Performance issues with v24.0.2

Our team upgraded to dgraph to v24.0.2 from v23.1.0 yesterday.
Unfortunately, this morning we had to revert the changes, as we saw very bad performance (compared to v23.1.0). To give an overview of our cluster configuration:

  • We are running on a single Hetzner AX162-R machine (alpha and zero shares this machine)
  • CPU AMD EPYC™ 9454P 48 Core
  • Memory: 1.12 TB
  • We run the alpha with the following cache configuration: --cache "size-mb=580197; percentage=10,65,25;"

Maybe you got some hints on how we can improve our configuration in order to run v24.0.2? Is there a known regression which could limit our performance? Below you can find performance metrics of the system. If necessary, we can share log output of the alpha, however I couldn’t find anything unusual. Apart from being super slow, the system operated as usual.
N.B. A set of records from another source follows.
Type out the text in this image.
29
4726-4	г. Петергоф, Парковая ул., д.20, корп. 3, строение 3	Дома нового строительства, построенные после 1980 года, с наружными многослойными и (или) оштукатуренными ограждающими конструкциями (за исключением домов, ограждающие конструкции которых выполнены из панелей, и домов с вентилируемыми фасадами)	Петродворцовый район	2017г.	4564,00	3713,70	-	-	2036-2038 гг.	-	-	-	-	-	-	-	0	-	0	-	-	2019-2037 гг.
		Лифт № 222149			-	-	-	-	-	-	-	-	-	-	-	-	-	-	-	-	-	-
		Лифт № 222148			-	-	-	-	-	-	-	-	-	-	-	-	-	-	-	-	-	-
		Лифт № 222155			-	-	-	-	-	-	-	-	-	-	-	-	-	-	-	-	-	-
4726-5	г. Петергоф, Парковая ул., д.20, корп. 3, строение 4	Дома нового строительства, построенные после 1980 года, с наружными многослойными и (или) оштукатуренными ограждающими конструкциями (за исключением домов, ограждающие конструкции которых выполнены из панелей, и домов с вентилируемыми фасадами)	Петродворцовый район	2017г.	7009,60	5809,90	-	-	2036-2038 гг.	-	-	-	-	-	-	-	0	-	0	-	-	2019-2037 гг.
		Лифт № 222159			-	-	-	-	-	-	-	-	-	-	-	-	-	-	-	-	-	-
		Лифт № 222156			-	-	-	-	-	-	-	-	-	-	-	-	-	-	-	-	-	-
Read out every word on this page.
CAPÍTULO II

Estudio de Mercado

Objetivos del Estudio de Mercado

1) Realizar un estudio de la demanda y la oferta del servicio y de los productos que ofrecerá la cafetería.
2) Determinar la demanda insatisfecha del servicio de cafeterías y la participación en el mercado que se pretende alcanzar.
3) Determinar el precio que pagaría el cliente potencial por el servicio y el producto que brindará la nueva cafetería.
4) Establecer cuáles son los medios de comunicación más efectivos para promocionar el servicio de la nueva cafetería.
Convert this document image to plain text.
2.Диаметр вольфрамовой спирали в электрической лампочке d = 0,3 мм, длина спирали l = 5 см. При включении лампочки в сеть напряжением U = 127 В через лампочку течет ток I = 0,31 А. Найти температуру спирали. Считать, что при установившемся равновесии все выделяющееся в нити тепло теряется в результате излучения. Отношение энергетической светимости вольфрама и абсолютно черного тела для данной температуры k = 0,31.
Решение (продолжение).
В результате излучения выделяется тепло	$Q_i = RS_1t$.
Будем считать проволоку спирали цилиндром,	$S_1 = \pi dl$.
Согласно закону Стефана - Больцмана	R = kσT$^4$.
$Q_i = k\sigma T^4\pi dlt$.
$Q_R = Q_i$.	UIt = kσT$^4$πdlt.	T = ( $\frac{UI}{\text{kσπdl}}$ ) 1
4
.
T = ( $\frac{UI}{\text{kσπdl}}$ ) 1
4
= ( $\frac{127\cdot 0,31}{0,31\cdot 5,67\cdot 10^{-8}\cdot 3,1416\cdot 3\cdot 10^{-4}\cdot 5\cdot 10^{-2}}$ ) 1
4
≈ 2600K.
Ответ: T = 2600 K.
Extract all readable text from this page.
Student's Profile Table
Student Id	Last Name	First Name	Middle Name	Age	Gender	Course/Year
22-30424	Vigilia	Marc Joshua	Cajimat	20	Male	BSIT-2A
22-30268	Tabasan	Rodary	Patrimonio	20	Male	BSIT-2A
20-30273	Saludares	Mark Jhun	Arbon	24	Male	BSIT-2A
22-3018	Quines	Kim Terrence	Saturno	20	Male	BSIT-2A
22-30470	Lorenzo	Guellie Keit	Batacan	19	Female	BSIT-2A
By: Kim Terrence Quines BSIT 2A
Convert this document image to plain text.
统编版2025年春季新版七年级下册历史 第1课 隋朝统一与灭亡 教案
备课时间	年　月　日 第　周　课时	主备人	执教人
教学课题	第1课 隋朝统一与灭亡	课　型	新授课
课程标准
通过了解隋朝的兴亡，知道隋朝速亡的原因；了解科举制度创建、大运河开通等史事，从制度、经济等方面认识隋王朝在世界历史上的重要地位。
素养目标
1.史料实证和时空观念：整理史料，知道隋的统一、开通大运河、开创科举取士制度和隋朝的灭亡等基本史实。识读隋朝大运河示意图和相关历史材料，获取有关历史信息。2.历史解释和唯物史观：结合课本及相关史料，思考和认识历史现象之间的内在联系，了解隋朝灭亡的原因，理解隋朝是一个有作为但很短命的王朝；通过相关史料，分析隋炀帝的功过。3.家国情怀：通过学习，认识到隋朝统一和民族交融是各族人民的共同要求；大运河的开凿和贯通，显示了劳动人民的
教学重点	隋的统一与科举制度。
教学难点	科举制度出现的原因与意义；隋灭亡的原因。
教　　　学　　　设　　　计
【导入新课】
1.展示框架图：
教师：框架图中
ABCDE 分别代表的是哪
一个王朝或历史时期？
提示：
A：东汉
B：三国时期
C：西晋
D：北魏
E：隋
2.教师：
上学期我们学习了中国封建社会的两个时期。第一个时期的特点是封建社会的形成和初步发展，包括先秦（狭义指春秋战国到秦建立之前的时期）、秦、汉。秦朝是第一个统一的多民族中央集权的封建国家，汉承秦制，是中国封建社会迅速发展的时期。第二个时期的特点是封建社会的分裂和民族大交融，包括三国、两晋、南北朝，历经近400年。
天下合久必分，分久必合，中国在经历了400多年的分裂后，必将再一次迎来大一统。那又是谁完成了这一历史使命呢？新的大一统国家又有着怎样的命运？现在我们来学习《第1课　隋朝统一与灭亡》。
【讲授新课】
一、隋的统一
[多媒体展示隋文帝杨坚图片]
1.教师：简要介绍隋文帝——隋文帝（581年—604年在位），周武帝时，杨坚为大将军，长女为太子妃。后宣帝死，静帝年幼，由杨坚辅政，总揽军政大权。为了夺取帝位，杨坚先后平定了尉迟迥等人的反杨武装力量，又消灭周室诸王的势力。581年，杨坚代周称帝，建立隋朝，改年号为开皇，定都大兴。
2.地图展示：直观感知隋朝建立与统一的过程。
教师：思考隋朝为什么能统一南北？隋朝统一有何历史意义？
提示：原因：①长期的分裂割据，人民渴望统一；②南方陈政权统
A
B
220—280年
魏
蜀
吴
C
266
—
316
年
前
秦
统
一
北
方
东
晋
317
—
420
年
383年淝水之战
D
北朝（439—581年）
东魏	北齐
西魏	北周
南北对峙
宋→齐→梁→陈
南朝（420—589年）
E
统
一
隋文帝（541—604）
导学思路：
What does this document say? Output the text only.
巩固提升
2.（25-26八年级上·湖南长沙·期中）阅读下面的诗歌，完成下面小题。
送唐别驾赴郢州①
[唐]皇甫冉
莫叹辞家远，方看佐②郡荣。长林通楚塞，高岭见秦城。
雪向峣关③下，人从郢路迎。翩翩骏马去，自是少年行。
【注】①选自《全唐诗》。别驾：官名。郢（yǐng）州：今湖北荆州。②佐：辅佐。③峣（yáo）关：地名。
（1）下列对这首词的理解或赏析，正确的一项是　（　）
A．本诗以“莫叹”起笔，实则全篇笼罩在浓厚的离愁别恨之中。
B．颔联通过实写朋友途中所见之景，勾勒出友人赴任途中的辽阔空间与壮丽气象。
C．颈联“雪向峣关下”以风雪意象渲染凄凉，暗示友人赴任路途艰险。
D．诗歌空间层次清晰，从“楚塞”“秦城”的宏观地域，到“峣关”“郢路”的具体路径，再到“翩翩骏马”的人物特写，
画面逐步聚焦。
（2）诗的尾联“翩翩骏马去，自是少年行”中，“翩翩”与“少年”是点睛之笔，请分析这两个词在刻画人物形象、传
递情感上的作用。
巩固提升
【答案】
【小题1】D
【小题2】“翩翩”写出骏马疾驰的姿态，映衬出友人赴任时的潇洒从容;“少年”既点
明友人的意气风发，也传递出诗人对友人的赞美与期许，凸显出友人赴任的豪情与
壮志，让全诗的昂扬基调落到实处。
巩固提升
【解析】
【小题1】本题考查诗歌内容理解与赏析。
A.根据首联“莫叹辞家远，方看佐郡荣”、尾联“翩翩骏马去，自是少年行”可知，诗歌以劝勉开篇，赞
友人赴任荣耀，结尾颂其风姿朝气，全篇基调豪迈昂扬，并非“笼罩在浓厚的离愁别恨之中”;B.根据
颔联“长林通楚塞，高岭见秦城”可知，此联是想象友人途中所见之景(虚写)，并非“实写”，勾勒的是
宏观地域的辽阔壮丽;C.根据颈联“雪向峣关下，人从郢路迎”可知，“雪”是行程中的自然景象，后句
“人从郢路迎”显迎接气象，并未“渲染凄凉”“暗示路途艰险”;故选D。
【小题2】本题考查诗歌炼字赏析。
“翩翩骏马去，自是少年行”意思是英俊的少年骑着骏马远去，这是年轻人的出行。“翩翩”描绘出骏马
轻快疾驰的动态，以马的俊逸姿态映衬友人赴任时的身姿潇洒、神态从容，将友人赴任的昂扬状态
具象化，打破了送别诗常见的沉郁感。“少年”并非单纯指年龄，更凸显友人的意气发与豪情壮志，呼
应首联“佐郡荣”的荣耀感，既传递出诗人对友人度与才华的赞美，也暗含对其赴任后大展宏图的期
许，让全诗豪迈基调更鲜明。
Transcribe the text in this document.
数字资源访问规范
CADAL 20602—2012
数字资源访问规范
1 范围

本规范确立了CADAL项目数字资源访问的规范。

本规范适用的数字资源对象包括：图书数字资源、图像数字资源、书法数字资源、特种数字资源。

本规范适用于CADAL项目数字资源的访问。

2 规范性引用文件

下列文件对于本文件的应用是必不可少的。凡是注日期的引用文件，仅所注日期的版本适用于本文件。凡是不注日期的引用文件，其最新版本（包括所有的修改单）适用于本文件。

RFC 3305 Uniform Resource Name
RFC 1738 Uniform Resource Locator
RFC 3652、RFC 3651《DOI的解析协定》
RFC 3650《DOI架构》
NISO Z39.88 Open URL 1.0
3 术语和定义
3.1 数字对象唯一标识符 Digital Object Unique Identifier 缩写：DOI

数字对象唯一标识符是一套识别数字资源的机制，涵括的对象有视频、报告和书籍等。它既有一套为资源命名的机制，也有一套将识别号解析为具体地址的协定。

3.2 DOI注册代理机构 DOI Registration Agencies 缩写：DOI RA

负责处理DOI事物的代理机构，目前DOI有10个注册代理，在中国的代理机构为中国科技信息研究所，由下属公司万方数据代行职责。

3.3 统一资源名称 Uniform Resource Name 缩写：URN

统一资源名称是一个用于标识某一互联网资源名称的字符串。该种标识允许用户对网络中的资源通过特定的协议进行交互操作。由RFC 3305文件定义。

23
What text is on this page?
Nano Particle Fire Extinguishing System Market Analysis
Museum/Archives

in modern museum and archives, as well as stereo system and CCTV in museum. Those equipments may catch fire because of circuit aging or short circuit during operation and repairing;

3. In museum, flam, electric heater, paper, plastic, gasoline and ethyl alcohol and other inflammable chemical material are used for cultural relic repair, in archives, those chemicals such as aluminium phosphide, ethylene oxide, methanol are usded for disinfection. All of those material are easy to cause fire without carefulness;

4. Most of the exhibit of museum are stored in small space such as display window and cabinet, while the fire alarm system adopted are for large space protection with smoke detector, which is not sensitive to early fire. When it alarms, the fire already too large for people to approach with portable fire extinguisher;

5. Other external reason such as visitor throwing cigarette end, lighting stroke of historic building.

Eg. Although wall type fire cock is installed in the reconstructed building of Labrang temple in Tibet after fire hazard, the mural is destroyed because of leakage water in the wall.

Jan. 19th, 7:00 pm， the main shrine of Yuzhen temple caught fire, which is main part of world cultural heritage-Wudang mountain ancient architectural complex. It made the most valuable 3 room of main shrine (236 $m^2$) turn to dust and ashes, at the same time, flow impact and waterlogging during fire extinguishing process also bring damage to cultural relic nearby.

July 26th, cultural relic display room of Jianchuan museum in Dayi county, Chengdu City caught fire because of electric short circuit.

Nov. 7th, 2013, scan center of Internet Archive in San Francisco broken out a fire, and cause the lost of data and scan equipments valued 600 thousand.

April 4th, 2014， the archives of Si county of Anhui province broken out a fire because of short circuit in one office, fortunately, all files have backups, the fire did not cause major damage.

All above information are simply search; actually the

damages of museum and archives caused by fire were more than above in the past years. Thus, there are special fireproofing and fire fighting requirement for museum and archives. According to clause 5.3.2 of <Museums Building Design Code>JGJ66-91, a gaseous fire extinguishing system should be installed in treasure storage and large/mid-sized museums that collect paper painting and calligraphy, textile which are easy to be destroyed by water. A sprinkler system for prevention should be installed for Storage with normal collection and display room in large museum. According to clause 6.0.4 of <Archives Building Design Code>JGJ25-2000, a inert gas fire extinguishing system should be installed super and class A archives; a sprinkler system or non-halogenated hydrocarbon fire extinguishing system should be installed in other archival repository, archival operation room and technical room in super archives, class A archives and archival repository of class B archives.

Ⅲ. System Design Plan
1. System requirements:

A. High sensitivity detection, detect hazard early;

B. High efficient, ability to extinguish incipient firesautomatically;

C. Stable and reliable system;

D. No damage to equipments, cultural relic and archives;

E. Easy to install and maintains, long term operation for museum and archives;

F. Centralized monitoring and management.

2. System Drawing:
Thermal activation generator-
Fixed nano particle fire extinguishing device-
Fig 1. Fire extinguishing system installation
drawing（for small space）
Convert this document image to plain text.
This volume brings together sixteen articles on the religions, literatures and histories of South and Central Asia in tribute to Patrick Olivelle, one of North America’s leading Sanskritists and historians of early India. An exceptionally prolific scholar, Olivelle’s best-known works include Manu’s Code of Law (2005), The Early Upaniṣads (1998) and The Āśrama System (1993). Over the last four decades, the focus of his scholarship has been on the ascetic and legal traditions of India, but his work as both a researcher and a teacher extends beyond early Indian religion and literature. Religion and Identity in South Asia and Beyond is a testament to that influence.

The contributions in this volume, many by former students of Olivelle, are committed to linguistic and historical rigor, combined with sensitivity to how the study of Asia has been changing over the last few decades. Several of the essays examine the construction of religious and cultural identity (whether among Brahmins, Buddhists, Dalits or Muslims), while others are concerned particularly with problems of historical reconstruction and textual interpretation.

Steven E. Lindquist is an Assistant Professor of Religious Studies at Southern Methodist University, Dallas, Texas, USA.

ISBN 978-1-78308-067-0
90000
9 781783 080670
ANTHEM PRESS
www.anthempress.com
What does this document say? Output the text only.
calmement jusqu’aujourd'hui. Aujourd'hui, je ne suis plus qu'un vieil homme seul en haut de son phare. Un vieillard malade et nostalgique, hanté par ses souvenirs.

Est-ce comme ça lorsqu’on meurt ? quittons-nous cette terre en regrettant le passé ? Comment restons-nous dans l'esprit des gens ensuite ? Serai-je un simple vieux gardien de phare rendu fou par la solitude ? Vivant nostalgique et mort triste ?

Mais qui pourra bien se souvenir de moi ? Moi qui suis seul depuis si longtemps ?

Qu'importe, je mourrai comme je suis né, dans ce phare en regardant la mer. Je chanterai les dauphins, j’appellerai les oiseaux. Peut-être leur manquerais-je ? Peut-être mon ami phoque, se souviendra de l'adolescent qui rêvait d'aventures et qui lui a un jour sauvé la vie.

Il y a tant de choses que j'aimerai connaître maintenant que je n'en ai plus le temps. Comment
What is interesting to observe, is that memory usage is much lower with v24, which suggests to me, that the system is potentially not caching correctly. This lead to the hypothesis that the system is getting CPU bound, as we also observe much higher CPU usage. If you can think of any additional metrics that could be helpful I am happy to share them.

Below we graph metrics recorded during operation of v24 and compare them with operation of v23 of the same period one day before. The X-axis is for the night period, which shows very low traffic (usually from users outside our timezone). It spawns from Sep. 18, 11:30 pm – Sep 19, 9:30 am and data points are aggregated over 2 minutes.

Latency

This shows p75 latency over the grpc channel to Dgraph. It’s important to observe that v24.0.2 uses the left y-axis and v23.1.0 uses right y-axis. Note that these axes are capped respectively at 20s and 150ms. Also, in general our latency max at 20s, due to a hard 20s deadline that we enforce.

Memory usage

Here we see v24 consuming approx 65G of memory vs. 120G while operating with v23. We double-checked that size-mb=580197 was correctly set in both cases.

CPU usage

Here, we observe that CPU usage is much higher and unpredictable. Additionally, although you don’t see CPU reaching 100% since the data is aggregated over 2 minutes, when drilling into hot areas of the graph, we can see a plateau with the Alpha process utilizing the CPU to the max.

This situation is a bit scary, we rely heavily on Dgraph as our primary data source. We have been observing other problems already on v23, which motivated the upgrade to v24. The above results are giving us the feeling that we are in a dead end.

5 Likes

Hey @Joschka - I have had similar issues w/ older Dgraph binaries. The underlying problem could be because of Dgraph (and badger is my guess).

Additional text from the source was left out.